Saturday, December 29, 2018

AHC and DSHF Team up for Education in Senegal.

African Heritage Celebration and Denver Senegal Humanitarian Foundation traveled to Senegal late this fall to visit communities where they have been working, building classrooms, providing teaching aids, and also to hold meetings with local authorities and residents to assess the impact their actions have had in the development of the various localities. The trip was from November 8 through 30th.
The Colorado-based non-profit organizations have been supporting schools in the country for over a decade now. This year African Heritage Celebration(AHC) distributed 1,240, textbooks to Elementary school children, along with notebooks and slates, Ouakam, Rufisque Bargny and Diorbivol, Senegal. Supporters and volunteers make it possible for African Heritage Celebration to raise funds during annual events and provide to students the supplies needed for a good academic standing.
Forty nine thousands students of more than 42 schools in different regions of the country have directly received school supplies so far and many of those students are now in pursuit of higher education degree and/ or in training to become Senegal's next generation of leaders. AHC hopes they will help improve living conditions in their respective communities.
On November 15, when Denver Senegal Humanitarian Foundation's representatives Theresa Neuroth and Jordana LaChance led a group to Diorbivol, a festive atmosphere was reigning in the northern village, as is it always the case on such occasions. During its 5-day stay, the group enjoyed delicious food, great hospitality and a friendship Coloradoans have developed with Senegalese since November 1997, when a senseless act of hate crime ended the life of Oumar Dia, in Denver. Oumar Dia was an immigrant from Diorbivol. He worked at the Hyatt Regency hotel. Coloradoans and Diorbivol residents gathered at the village chief's house on November 18, which marked the 21st anniversary of the murder of Oumar Dia. Through various meeting sessions with elders, teachers, parents and students, Coloradoans learned about the enthusiasm for Education and the important academic achievements students are making. Diorbivol schools' success rate is among, if not the highest, in the region. The children's motivation and the good quality of their education are attributed in part to the teachings aids and support Colorado groups provide each year to elementary and middle school students. In 2010, Denver Senegal Humanitarian Foundation funded the building of a classroom in Diaocounda, a small village in the Southern region of Kolda. The school supplies DSHF provides serve also students in Anambe-Couta and Kounkane, in the area.
The Colorado group arrived in Diaocounda on the evening of November 22, to witness a parade of people singing and dancing that had formed along the main pathway leading to the Elementary school, at the other side of the village. It seemed that everyone was there to accompany the delegation to the school where it enjoyed a welcome ceremony of music and dances and series of wrestling matches, where students exhibited their prowess. The entertainment continued after dinner and well into the night. The next morning, performances by talented local musicians and dancers were the opening acts to the gathering. As in Diorbivol, students and teachers made testimonies of real progress and academic improvements. Parents expressed gratitude for the humanitarian actions.

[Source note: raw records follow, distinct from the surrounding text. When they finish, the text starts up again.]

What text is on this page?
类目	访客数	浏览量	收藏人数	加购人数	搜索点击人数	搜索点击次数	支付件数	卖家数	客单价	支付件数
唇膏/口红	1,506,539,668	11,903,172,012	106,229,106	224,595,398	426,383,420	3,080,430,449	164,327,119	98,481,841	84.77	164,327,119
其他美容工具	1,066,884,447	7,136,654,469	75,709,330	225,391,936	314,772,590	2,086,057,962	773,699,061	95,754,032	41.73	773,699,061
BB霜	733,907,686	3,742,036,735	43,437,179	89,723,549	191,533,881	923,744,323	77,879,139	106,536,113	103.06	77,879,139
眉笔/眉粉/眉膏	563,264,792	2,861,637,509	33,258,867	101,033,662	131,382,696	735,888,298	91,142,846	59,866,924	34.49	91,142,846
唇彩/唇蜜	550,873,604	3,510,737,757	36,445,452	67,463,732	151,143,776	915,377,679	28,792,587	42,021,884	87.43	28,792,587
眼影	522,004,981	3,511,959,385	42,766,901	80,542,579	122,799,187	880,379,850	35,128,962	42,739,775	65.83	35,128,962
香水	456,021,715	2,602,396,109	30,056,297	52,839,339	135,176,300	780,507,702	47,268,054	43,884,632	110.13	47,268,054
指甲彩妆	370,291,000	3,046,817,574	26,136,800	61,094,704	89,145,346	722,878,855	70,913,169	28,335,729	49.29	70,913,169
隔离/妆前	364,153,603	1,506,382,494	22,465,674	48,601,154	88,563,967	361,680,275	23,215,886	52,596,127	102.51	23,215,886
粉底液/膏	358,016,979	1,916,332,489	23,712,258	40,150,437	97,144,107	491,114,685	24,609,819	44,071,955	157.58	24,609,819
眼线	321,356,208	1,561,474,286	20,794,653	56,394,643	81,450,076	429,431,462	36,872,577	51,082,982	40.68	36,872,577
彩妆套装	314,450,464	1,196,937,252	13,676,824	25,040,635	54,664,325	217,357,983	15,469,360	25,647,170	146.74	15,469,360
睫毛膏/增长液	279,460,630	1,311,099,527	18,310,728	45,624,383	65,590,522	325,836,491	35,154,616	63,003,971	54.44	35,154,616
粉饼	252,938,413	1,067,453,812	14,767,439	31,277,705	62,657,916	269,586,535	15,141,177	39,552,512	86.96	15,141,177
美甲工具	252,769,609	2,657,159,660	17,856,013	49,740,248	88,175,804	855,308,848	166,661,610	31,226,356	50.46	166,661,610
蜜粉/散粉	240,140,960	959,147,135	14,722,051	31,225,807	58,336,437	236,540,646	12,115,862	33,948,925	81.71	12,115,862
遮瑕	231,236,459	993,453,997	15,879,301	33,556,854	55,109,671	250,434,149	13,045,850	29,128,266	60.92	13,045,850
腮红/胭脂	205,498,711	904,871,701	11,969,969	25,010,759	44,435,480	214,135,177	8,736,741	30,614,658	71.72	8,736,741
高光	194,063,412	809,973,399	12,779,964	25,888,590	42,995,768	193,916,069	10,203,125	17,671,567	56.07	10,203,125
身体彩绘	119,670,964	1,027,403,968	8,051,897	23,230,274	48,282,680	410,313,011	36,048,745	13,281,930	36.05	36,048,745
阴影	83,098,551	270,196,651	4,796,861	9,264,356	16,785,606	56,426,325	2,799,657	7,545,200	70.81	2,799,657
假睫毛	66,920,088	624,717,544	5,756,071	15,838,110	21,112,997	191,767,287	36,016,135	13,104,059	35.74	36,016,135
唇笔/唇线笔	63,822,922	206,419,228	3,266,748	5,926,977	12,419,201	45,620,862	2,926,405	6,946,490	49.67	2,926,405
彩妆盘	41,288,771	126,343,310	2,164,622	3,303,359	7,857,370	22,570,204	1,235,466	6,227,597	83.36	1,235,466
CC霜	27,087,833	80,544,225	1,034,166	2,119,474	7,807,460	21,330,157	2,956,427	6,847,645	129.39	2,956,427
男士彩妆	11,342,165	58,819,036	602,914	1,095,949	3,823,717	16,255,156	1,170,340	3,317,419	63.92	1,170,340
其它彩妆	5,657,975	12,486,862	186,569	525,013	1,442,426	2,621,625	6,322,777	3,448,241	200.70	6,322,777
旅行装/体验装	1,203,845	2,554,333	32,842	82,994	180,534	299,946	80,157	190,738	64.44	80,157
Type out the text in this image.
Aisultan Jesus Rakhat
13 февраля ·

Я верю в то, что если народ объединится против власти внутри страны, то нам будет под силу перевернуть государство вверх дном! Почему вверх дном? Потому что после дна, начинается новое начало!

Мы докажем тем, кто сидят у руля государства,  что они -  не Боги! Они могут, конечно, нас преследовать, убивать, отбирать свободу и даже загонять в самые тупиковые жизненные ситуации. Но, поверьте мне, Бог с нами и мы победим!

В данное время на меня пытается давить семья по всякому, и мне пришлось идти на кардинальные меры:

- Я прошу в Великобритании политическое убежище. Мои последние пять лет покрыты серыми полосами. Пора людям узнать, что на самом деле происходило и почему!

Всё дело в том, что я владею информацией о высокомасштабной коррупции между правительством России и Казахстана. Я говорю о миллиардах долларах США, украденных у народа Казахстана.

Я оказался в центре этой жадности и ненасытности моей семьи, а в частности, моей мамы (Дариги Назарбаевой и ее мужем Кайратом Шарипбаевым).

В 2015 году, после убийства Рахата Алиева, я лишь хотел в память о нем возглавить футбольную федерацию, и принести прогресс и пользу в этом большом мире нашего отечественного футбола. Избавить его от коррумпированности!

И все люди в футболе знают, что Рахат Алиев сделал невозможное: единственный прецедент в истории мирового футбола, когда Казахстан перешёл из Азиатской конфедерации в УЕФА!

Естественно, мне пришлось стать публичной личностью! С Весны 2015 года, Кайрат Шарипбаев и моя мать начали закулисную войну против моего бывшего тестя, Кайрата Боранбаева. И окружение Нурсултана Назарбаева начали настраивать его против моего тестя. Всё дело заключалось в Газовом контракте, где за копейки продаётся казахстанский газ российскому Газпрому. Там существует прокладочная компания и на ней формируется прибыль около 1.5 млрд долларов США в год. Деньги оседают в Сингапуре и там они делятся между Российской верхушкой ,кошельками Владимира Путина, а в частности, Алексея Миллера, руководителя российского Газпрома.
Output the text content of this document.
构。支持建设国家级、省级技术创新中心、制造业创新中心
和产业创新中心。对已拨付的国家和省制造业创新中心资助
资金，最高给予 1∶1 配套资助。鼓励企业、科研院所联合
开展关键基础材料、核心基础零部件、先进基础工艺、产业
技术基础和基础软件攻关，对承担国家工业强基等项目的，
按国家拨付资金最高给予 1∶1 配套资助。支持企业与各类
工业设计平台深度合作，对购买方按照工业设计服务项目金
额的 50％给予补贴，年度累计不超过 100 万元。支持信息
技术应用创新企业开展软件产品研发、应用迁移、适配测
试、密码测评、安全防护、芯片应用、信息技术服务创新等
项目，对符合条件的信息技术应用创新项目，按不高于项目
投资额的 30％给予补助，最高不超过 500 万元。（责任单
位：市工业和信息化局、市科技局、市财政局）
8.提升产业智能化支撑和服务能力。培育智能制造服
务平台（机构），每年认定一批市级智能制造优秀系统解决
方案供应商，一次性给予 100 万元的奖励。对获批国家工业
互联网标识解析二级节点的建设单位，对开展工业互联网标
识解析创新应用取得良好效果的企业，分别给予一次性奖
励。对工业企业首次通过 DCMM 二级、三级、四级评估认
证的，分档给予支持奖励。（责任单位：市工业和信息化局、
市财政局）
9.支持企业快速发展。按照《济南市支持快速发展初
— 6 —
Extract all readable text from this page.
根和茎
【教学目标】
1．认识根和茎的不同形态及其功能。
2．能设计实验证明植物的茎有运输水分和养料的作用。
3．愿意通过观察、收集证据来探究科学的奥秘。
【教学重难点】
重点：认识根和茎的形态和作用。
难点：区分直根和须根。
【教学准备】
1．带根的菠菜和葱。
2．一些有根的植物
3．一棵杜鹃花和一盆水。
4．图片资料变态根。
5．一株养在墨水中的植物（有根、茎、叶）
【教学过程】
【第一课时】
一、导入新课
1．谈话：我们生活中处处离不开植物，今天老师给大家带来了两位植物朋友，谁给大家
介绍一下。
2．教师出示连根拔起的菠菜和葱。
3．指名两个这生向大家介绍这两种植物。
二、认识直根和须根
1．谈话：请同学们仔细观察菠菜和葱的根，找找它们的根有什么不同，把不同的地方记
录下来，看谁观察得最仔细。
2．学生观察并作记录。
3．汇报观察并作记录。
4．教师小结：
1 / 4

The Colorado group ate good community lunch, drunk a lot of beverages, and left for the bigger village of Kounkane, late in the afternoon of Nov 23rd.
Theresa Neuroth, the president of DSHF spent three years living in the village of Kounkane, where she was assigned as a volunteer of American Peace Corps. One can observe and feel the warm relationship she built with the villagers, based on cultural values of hospitality and love are genuinely strong and have probably contributed to her yearning in finding ways in which she could be involved with development project for the communities,
AHC and DSHF volunteers, along with hundreds of Americans who traveled to Senegal over the years have established strong solidarity links with people in communities throughout the country. The period of time spent in rural environment and cities, sharing food, participating in ceremonies, enjoying songs, dances and rhythms , allow travelers and locals to engage in conversations of discovery and inquiry that result in mutual self-enrichment, the learning of life experiences and a better appreciation of a shared Humanity.